ACV physicians partner with primary care providers, podiatrists and wound care professionals to treat all aspects of cardiac and vascular health.
Using leading-edge technology and tools – some of which have been pioneered by Mustapha – ACV physicians regularly perform the full spectrum of endovascular cardiac and endovascular and surgical vascular procedures.
PAD is a common circulation problem that occurs when arteries that carry blood throughout the body become narrowed or blocked, restricting blood flow to feet, legs and other areas. Those who smoke, have diabetes or chronic kidney disease or suffer from high blood pressure or high cholesterol are candidates for PAD. Left untreated, PAD can lead to tissue loss, gangrene, amputations and eventually death.
Mustapha and Saab have made it their lives’ work to treat PAD and to prevent amputations. A recent letter published in the Journal of American College of Cardiology: Cardiovascular Interventions, authored by Mustapha and the CLI Global Society Board, shared study results showing the mortality rate after a CLI diagnosis is higher than five-year rates for many kinds of cancer.
“The statistics are not good, which makes the work we are doing to diagnose and treat PAD and CLI even more urgent,” explained Saab. “ACV Centers is dedicated to preventing amputations – and to extending lives.

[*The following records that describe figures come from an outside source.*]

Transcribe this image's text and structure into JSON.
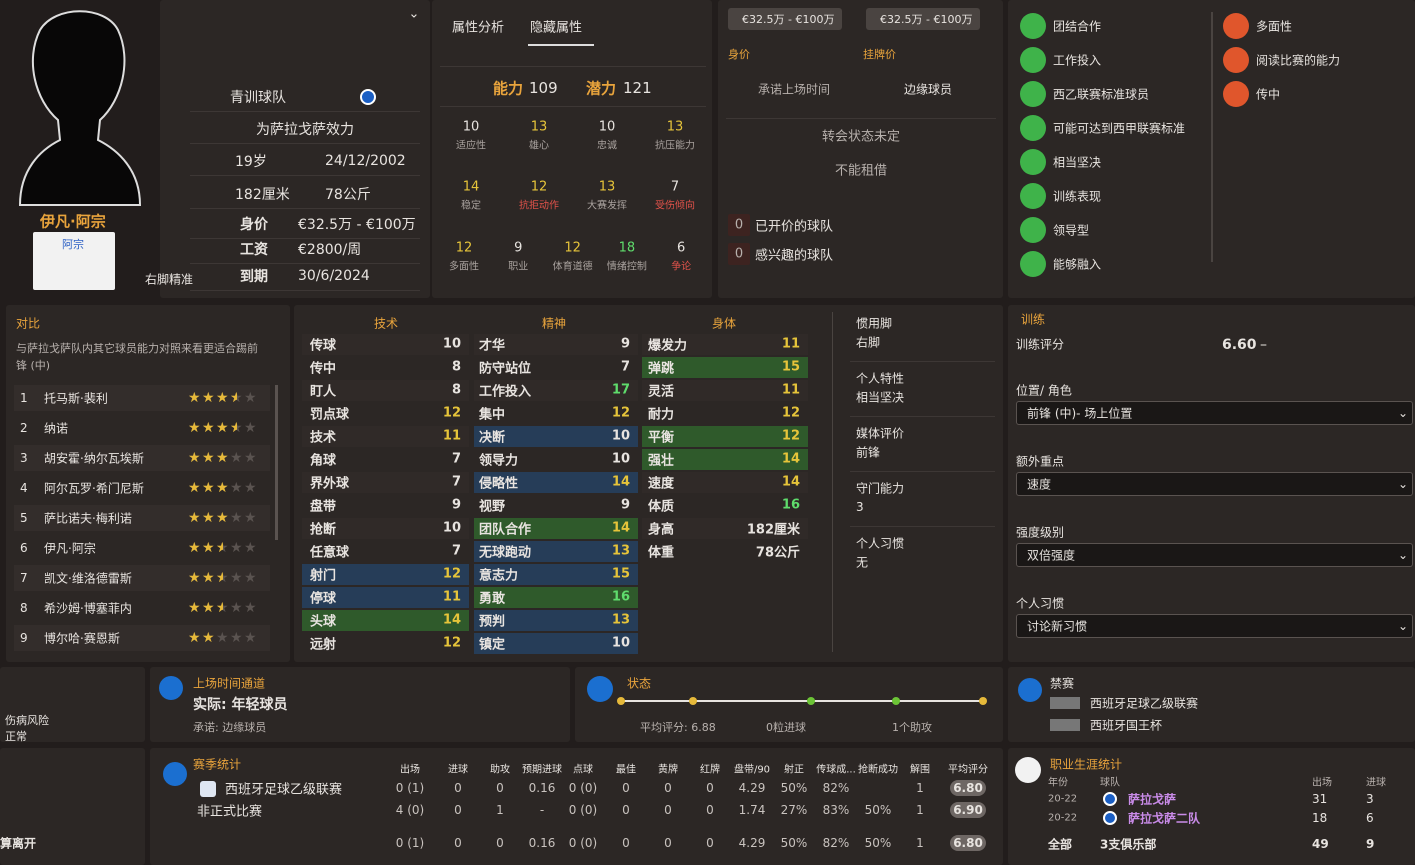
{
  "profile": {
    "name": "伊凡·阿宗",
    "shirt_name": "阿宗",
    "preferred_foot": "右脚精准",
    "rows": [
      [
        "青训球队"
      ],
      [
        "为萨拉戈萨效力"
      ],
      [
        "19岁",
        "24/12/2002"
      ],
      [
        "182厘米",
        "78公斤"
      ],
      [
        "身价",
        "€32.5万 - €100万"
      ],
      [
        "工资",
        "€2800/周"
      ],
      [
        "到期",
        "30/6/2024"
      ]
    ]
  },
  "hidden": {
    "tabs": [
      "属性分析",
      "隐藏属性"
    ],
    "ability": {
      "label": "能力",
      "value": 109
    },
    "potential": {
      "label": "潜力",
      "value": 121
    },
    "attributes": [
      {
        "label": "适应性",
        "value": 10
      },
      {
        "label": "雄心",
        "value": 13
      },
      {
        "label": "忠诚",
        "value": 10
      },
      {
        "label": "抗压能力",
        "value": 13
      },
      {
        "label": "稳定",
        "value": 14
      },
      {
        "label": "抗拒动作",
        "value": 12,
        "color": "#e0524a"
      },
      {
        "label": "大赛发挥",
        "value": 13
      },
      {
        "label": "受伤倾向",
        "value": 7,
        "color": "#e0524a"
      },
      {
        "label": "多面性",
        "value": 12
      },
      {
        "label": "职业",
        "value": 9
      },
      {
        "label": "体育道德",
        "value": 12
      },
      {
        "label": "情绪控制",
        "value": 18
      },
      {
        "label": "争论",
        "value": 6,
        "color": "#e0524a"
      }
    ]
  },
  "transfer": {
    "chips": [
      "€32.5万 - €100万",
      "€32.5万 - €100万"
    ],
    "value_label": "身价",
    "asking_label": "挂牌价",
    "playing_time_label": "承诺上场时间",
    "playing_time": "边缘球员",
    "status": "转会状态未定",
    "loan": "不能租借",
    "offers": {
      "count": 0,
      "label": "已开价的球队"
    },
    "interested": {
      "count": 0,
      "label": "感兴趣的球队"
    }
  },
  "traits": {
    "items": [
      {
        "label": "团结合作",
        "color": "#3fb34a"
      },
      {
        "label": "工作投入",
        "color": "#3fb34a"
      },
      {
        "label": "西乙联赛标准球员",
        "color": "#3fb34a"
      },
      {
        "label": "可能可达到西甲联赛标准",
        "color": "#3fb34a"
      },
      {
        "label": "相当坚决",
        "color": "#3fb34a"
      },
      {
        "label": "训练表现",
        "color": "#3fb34a"
      },
      {
        "label": "领导型",
        "color": "#3fb34a"
      },
      {
        "label": "能够融入",
        "color": "#3fb34a"
      },
      {
        "label": "多面性",
        "color": "#e0562c"
      },
      {
        "label": "阅读比赛的能力",
        "color": "#e0562c"
      },
      {
        "label": "传中",
        "color": "#e0562c"
      }
    ]
  },
  "comparison": {
    "title": "对比",
    "description": "与萨拉戈萨队内其它球员能力对照来看更适合踢前锋 (中)",
    "players": [
      {
        "rank": 1,
        "name": "托马斯·裴利",
        "rating": 3.5
      },
      {
        "rank": 2,
        "name": "纳诺",
        "rating": 3.5
      },
      {
        "rank": 3,
        "name": "胡安霍·纳尔瓦埃斯",
        "rating": 3
      },
      {
        "rank": 4,
        "name": "阿尔瓦罗·希门尼斯",
        "rating": 3
      },
      {
        "rank": 5,
        "name": "萨比诺夫·梅利诺",
        "rating": 3
      },
      {
        "rank": 6,
        "name": "伊凡·阿宗",
        "rating": 2.5
      },
      {
        "rank": 7,
        "name": "凯文·维洛德雷斯",
        "rating": 2.5
      },
      {
        "rank": 8,
        "name": "希沙姆·博塞菲内",
        "rating": 2.5
      },
      {
        "rank": 9,
        "name": "博尔哈·赛恩斯",
        "rating": 2
      }
    ]
  },
  "attributes": {
    "groups": [
      {
        "title": "技术",
        "items": [
          {
            "label": "传球",
            "value": 10
          },
          {
            "label": "传中",
            "value": 8
          },
          {
            "label": "盯人",
            "value": 8
          },
          {
            "label": "罚点球",
            "value": 12
          },
          {
            "label": "技术",
            "value": 11
          },
          {
            "label": "角球",
            "value": 7
          },
          {
            "label": "界外球",
            "value": 7
          },
          {
            "label": "盘带",
            "value": 9
          },
          {
            "label": "抢断",
            "value": 10
          },
          {
            "label": "任意球",
            "value": 7
          },
          {
            "label": "射门",
            "value": 12,
            "highlight": "#263d58"
          },
          {
            "label": "停球",
            "value": 11,
            "highlight": "#263d58"
          },
          {
            "label": "头球",
            "value": 14,
            "highlight": "#2f5a2b"
          },
          {
            "label": "远射",
            "value": 12
          }
        ]
      },
      {
        "title": "精神",
        "items": [
          {
            "label": "才华",
            "value": 9
          },
          {
            "label": "防守站位",
            "value": 7
          },
          {
            "label": "工作投入",
            "value": 17
          },
          {
            "label": "集中",
            "value": 12
          },
          {
            "label": "决断",
            "value": 10,
            "highlight": "#263d58"
          },
          {
            "label": "领导力",
            "value": 10
          },
          {
            "label": "侵略性",
            "value": 14,
            "highlight": "#263d58"
          },
          {
            "label": "视野",
            "value": 9
          },
          {
            "label": "团队合作",
            "value": 14,
            "highlight": "#2f5a2b"
          },
          {
            "label": "无球跑动",
            "value": 13,
            "highlight": "#263d58"
          },
          {
            "label": "意志力",
            "value": 15,
            "highlight": "#263d58"
          },
          {
            "label": "勇敢",
            "value": 16,
            "highlight": "#2f5a2b"
          },
          {
            "label": "预判",
            "value": 13,
            "highlight": "#263d58"
          },
          {
            "label": "镇定",
            "value": 10,
            "highlight": "#263d58"
          }
        ]
      },
      {
        "title": "身体",
        "items": [
          {
            "label": "爆发力",
            "value": 11
          },
          {
            "label": "弹跳",
            "value": 15,
            "highlight": "#2f5a2b"
          },
          {
            "label": "灵活",
            "value": 11
          },
          {
            "label": "耐力",
            "value": 12
          },
          {
            "label": "平衡",
            "value": 12,
            "highlight": "#2f5a2b"
          },
          {
            "label": "强壮",
            "value": 14,
            "highlight": "#2f5a2b"
          },
          {
            "label": "速度",
            "value": 14
          },
          {
            "label": "体质",
            "value": 16
          },
          {
            "label": "身高",
            "value": "182厘米"
          },
          {
            "label": "体重",
            "value": "78公斤"
          }
        ]
      }
    ],
    "side": [
      {
        "label": "惯用脚",
        "value": "右脚"
      },
      {
        "label": "个人特性",
        "value": "相当坚决"
      },
      {
        "label": "媒体评价",
        "value": "前锋"
      },
      {
        "label": "守门能力",
        "value": 3
      },
      {
        "label": "个人习惯",
        "value": "无"
      }
    ]
  },
  "training": {
    "title": "训练",
    "rating_label": "训练评分",
    "rating": "6.60",
    "rating_trend": "–",
    "dropdowns": [
      {
        "label": "位置/ 角色",
        "value": "前锋 (中)- 场上位置"
      },
      {
        "label": "额外重点",
        "value": "速度"
      },
      {
        "label": "强度级别",
        "value": "双倍强度"
      },
      {
        "label": "个人习惯",
        "value": "讨论新习惯"
      }
    ]
  },
  "injury": {
    "label": "伤病风险",
    "value": "正常"
  },
  "playing_time": {
    "title": "上场时间通道",
    "actual": "实际: 年轻球员",
    "promised": "承诺: 边缘球员"
  },
  "form": {
    "title": "状态",
    "avg_rating": "平均评分: 6.88",
    "goals": "0粒进球",
    "assists": "1个助攻"
  },
  "bans": {
    "title": "禁赛",
    "competitions": [
      "西班牙足球乙级联赛",
      "西班牙国王杯"
    ]
  },
  "season_stats": {
    "title": "赛季统计",
    "headers": [
      "出场",
      "进球",
      "助攻",
      "预期进球",
      "点球",
      "最佳",
      "黄牌",
      "红牌",
      "盘带/90",
      "射正",
      "传球成...",
      "抢断成功",
      "解围",
      "平均评分"
    ],
    "rows": [
      {
        "competition": "西班牙足球乙级联赛",
        "cells": [
          "0 (1)",
          "0",
          "0",
          "0.16",
          "0 (0)",
          "0",
          "0",
          "0",
          "4.29",
          "50%",
          "82%",
          null,
          "1",
          "6.80"
        ]
      },
      {
        "competition": "非正式比赛",
        "cells": [
          "4 (0)",
          "0",
          "1",
          "-",
          "0 (0)",
          "0",
          "0",
          "0",
          "1.74",
          "27%",
          "83%",
          "50%",
          "1",
          "6.90"
        ]
      },
      {
        "competition": null,
        "cells": [
          "0 (1)",
          "0",
          "0",
          "0.16",
          "0 (0)",
          "0",
          "0",
          "0",
          "4.29",
          "50%",
          "82%",
          "50%",
          "1",
          "6.80"
        ]
      }
    ]
  },
  "leaving": "算离开",
  "career": {
    "title": "职业生涯统计",
    "headers": [
      "年份",
      "球队",
      "出场",
      "进球"
    ],
    "rows": [
      [
        "20-22",
        "萨拉戈萨",
        31,
        3
      ],
      [
        "20-22",
        "萨拉戈萨二队",
        18,
        6
      ]
    ],
    "total": {
      "label": "全部",
      "clubs": "3支俱乐部",
      "apps": 49,
      "goals": 9
    }
  }
}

“Our patients often come to us seeking a second opinion after amputation is recommended. Prevention CAN be the solution, and we partner with our patients and their families to provide second chances.”
Mustapha and Saab plan to use ACV Centers as a national model for amputation prevention, opening centers throughout the United States. A second center will be opening this fall in Lansing, Michigan, led by Alam.

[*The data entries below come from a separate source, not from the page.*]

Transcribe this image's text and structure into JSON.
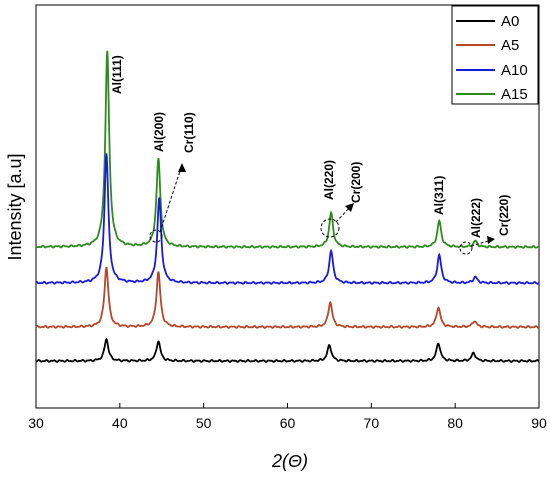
{
  "chart_data": {
    "type": "line",
    "title": "",
    "xlabel": "2(Θ)",
    "ylabel": "Intensity [a.u]",
    "xlim": [
      30,
      90
    ],
    "xticks": [
      "30",
      "40",
      "50",
      "60",
      "70",
      "80",
      "90"
    ],
    "grid": false,
    "legend_position": "top-right",
    "legend": [
      "A0",
      "A5",
      "A10",
      "A15"
    ],
    "series": [
      {
        "name": "A0",
        "color": "#000000",
        "offset": 0,
        "peaks": [
          {
            "x": 38.4,
            "height": 22
          },
          {
            "x": 44.6,
            "height": 20
          },
          {
            "x": 65.0,
            "height": 16
          },
          {
            "x": 78.0,
            "height": 18
          },
          {
            "x": 82.2,
            "height": 8
          }
        ]
      },
      {
        "name": "A5",
        "color": "#b5472a",
        "offset": 34,
        "peaks": [
          {
            "x": 38.4,
            "height": 60
          },
          {
            "x": 44.6,
            "height": 55
          },
          {
            "x": 65.1,
            "height": 25
          },
          {
            "x": 78.0,
            "height": 20
          },
          {
            "x": 82.3,
            "height": 6
          }
        ]
      },
      {
        "name": "A10",
        "color": "#1a1adb",
        "offset": 78,
        "peaks": [
          {
            "x": 38.4,
            "height": 130
          },
          {
            "x": 44.7,
            "height": 85
          },
          {
            "x": 65.2,
            "height": 32
          },
          {
            "x": 78.1,
            "height": 28
          },
          {
            "x": 82.4,
            "height": 6
          }
        ]
      },
      {
        "name": "A15",
        "color": "#2e8b1e",
        "offset": 114,
        "peaks": [
          {
            "x": 38.5,
            "height": 195
          },
          {
            "x": 44.6,
            "height": 88
          },
          {
            "x": 65.2,
            "height": 34
          },
          {
            "x": 78.1,
            "height": 26
          },
          {
            "x": 82.4,
            "height": 6
          }
        ]
      }
    ],
    "annotations": [
      {
        "text": "Al(111)",
        "x": 38.7
      },
      {
        "text": "Al(200)",
        "x": 44.6
      },
      {
        "text": "Cr(110)",
        "x": 47.0
      },
      {
        "text": "Al(220)",
        "x": 65.0
      },
      {
        "text": "Cr(200)",
        "x": 67.5
      },
      {
        "text": "Al(311)",
        "x": 78.3
      },
      {
        "text": "Al(222)",
        "x": 82.5
      },
      {
        "text": "Cr(220)",
        "x": 84.5
      }
    ]
  }
}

Mustapha is recognized the world over for his groundbreaking work in critical limb ischemia and limb salvage. Patients regularly travel across the country – and from around the globe – to be seen by Mustapha. He teaches his techniques to physicians from around the world as well, both in private sessions and at the annual AMPutation Prevention Symposium, which he founded and serves as a director on. He is also the founding board member of the CLI Global Society.
Saab is a leader in the field of peripheral vascular disease and has authored many papers on the topic. He has traveled throughout the world lecturing, training and teaching many of his peers on the intricate and strategic work involved in treating CLI. He also specializes in treating varicose veins and cardiac issues, including high blood pressure and carotid artery disease.

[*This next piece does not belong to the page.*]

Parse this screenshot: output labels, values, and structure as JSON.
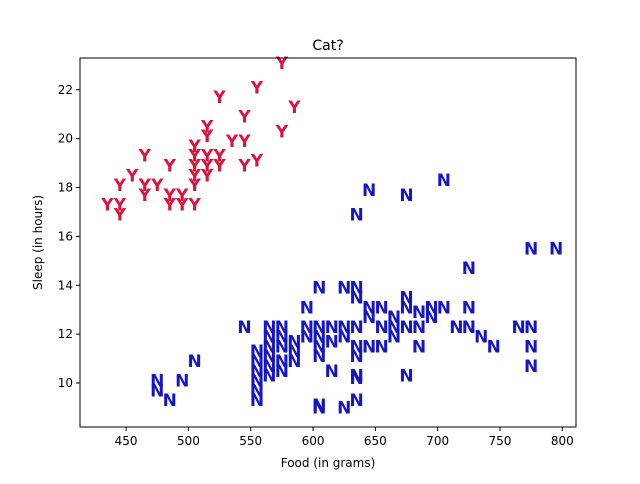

Alam focuses his surgical and endovascular practice on limb preservation, aortic pathology, carotid artery disease, stroke prevention and dialysis access. Like his colleagues, Alam takes a people-centered approach to practicing medicine.
“The most important part of me being a good surgeon completely revolves around good patient care,” Alam said. “My job is to make sure the patient is well taken care of. And if I can prolong their life and decrease their suffering, that’s what it’s all about.”